Georgia is a country of beautiful landscapes and amazing nature, but there is a sight which truly stands apart from other natural monuments – an underground cave lit with colourful lights, whose waterfalls, lakes, stone curtains, helictites, needle-like anthodites, and other unique formations you will never forget. This is Prometheus Cave, visited by more than 200,000 people every year.
Region
Imereti
Region
Kutaisi

Where is Prometheus Cave Located?

Prometheus Cave is a 60 to 70-million-year-old karst cave near the village of Kumistavi, about forty kilometres from Kutaisi. The cave is forty metres deep, 1.8 kilometres in length, and has an average width of seven meters.

What will You See in Prometheus Cave?

Prometheus Cave has twenty-two caverns of various sizes within it, six of which are open to tourists: The Cavern of the Argonauts, Kolkhetian Cavern, Medea’s Cavern, The Cavern of Love, Prometheus’ Cavern, and the Iberian Cavern.

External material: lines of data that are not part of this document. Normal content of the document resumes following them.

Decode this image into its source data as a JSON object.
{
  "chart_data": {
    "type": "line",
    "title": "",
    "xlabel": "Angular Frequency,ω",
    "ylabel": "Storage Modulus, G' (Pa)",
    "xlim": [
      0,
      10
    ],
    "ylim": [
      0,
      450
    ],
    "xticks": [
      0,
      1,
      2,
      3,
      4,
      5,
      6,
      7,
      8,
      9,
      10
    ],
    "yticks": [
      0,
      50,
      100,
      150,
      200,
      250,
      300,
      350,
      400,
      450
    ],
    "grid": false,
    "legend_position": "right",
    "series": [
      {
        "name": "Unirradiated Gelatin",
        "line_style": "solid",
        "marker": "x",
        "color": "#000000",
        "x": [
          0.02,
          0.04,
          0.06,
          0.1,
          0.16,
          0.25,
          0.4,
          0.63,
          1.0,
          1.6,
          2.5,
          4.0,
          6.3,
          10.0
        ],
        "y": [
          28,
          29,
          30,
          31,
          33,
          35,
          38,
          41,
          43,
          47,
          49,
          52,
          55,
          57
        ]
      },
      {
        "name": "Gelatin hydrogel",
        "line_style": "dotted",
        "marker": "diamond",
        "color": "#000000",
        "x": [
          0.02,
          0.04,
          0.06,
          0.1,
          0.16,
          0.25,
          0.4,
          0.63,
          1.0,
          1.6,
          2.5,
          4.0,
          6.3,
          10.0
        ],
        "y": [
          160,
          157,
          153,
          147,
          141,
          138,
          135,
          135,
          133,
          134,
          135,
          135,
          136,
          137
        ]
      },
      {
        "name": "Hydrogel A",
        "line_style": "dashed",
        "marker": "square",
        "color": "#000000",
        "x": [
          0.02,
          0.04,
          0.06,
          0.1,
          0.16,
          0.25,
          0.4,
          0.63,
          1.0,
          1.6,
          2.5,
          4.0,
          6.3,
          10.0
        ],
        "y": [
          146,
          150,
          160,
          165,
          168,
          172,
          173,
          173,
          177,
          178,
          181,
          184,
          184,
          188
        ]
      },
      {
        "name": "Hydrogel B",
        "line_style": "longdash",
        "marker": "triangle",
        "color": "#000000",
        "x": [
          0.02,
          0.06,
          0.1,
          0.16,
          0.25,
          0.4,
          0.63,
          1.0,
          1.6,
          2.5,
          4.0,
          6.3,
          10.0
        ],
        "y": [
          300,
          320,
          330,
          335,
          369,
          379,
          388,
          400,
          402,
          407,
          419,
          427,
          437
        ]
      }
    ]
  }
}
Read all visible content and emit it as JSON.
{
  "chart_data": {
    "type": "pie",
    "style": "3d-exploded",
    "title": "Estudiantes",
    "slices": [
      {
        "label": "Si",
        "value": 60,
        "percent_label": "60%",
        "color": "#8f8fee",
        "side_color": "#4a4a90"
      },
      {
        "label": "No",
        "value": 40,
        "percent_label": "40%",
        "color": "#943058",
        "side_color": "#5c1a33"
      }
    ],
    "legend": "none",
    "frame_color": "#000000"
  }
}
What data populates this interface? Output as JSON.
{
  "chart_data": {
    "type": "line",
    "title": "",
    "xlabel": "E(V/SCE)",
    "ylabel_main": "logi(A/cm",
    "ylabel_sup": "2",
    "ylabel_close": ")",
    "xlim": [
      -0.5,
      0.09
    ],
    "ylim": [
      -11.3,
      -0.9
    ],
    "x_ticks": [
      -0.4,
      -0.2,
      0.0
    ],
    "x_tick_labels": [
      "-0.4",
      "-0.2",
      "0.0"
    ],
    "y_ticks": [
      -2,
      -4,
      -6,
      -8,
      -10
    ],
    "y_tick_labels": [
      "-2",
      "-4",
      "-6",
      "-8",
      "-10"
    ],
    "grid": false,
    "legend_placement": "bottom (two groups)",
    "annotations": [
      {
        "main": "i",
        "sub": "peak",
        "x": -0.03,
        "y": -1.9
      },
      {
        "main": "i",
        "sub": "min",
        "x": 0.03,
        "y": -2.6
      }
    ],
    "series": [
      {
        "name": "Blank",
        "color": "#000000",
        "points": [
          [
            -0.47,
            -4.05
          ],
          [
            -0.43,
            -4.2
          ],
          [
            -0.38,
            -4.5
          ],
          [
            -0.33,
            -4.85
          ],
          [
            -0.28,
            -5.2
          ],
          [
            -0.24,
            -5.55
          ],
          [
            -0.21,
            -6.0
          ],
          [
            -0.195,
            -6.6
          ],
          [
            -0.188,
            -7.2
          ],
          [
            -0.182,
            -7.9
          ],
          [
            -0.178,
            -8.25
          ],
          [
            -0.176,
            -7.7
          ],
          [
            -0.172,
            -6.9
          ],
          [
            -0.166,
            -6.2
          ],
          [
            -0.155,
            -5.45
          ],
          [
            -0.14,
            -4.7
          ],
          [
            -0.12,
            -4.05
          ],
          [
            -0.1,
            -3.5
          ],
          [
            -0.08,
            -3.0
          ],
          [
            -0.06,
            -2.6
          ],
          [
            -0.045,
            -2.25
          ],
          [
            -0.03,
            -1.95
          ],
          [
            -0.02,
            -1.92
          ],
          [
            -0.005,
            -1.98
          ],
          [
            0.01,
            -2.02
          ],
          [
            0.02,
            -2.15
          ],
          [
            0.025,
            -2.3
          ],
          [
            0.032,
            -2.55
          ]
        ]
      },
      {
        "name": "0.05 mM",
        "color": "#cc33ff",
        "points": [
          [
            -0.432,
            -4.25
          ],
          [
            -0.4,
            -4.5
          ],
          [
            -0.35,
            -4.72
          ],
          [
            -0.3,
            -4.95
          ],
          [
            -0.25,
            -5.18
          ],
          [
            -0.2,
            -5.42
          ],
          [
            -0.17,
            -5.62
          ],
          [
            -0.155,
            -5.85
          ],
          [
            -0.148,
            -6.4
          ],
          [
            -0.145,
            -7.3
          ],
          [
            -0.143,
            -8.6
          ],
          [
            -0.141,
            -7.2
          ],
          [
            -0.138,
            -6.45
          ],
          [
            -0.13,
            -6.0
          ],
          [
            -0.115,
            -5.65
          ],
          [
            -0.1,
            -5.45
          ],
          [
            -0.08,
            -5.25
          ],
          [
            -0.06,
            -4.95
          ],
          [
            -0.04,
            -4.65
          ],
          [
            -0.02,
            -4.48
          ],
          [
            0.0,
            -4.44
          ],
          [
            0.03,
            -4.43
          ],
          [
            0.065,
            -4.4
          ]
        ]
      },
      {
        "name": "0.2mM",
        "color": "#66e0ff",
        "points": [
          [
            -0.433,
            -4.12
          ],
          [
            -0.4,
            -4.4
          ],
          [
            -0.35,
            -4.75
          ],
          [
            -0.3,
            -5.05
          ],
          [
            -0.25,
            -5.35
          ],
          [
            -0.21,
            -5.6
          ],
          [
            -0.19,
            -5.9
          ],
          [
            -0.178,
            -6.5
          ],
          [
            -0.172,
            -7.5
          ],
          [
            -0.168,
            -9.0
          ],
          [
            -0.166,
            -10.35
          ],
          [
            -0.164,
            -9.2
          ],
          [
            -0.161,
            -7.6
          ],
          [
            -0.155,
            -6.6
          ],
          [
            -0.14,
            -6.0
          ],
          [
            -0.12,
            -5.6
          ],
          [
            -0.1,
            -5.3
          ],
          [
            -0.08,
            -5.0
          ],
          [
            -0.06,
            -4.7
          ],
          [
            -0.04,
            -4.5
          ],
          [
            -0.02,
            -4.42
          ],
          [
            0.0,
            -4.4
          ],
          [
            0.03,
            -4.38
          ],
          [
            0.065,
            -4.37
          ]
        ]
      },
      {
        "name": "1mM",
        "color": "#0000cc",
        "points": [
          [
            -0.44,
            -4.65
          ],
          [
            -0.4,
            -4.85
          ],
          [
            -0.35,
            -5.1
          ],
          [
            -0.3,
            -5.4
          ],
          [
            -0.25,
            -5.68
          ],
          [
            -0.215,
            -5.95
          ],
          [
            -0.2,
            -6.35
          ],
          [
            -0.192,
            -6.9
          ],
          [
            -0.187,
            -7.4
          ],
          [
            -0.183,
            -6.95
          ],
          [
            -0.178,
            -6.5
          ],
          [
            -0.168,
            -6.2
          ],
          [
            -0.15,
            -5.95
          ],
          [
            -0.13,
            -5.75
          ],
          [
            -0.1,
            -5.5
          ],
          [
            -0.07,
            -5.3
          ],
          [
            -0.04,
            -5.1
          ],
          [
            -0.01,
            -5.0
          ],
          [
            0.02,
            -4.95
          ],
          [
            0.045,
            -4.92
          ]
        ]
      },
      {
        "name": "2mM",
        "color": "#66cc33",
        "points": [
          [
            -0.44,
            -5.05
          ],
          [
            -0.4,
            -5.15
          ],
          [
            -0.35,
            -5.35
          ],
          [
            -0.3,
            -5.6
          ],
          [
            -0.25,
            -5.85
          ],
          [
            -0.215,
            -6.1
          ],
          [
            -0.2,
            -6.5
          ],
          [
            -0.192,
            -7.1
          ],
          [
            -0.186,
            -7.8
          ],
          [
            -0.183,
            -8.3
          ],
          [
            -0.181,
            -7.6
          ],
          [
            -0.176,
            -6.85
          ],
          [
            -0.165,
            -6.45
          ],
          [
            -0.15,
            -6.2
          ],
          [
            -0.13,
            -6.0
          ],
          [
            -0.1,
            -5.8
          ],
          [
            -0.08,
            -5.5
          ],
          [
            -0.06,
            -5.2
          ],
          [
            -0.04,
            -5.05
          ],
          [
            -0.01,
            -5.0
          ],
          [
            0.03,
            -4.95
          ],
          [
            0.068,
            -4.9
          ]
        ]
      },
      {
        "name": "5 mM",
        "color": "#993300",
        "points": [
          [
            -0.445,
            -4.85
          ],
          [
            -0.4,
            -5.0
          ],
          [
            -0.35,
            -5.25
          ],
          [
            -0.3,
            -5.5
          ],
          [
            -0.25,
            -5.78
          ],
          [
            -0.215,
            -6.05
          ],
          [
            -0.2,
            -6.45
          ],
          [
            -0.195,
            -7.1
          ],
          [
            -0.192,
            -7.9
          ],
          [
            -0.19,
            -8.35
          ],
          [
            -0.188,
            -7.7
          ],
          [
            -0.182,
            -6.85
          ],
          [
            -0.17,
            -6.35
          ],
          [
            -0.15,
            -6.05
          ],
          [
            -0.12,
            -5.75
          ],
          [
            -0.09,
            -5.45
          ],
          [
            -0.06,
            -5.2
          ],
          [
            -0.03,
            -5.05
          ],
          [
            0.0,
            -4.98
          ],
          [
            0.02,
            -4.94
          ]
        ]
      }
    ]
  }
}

The walking path through the caves is just under 1.5 kilometres in length, with a boat section measuring 380 metres. The boat journey is especially thrilling, as it is accompanied by atmospheric music, and the route is illuminated by mysterious lights. It feels like crossing the mythological river Styx.

The caves are home to nineteen species of aquatic plants and up to forty species of insects, invertebrates, and molluscs. Skull fragments and fossils of a cave bear, starfish, molluscs, and other animals from the Cretaceous Period have been found within the cave.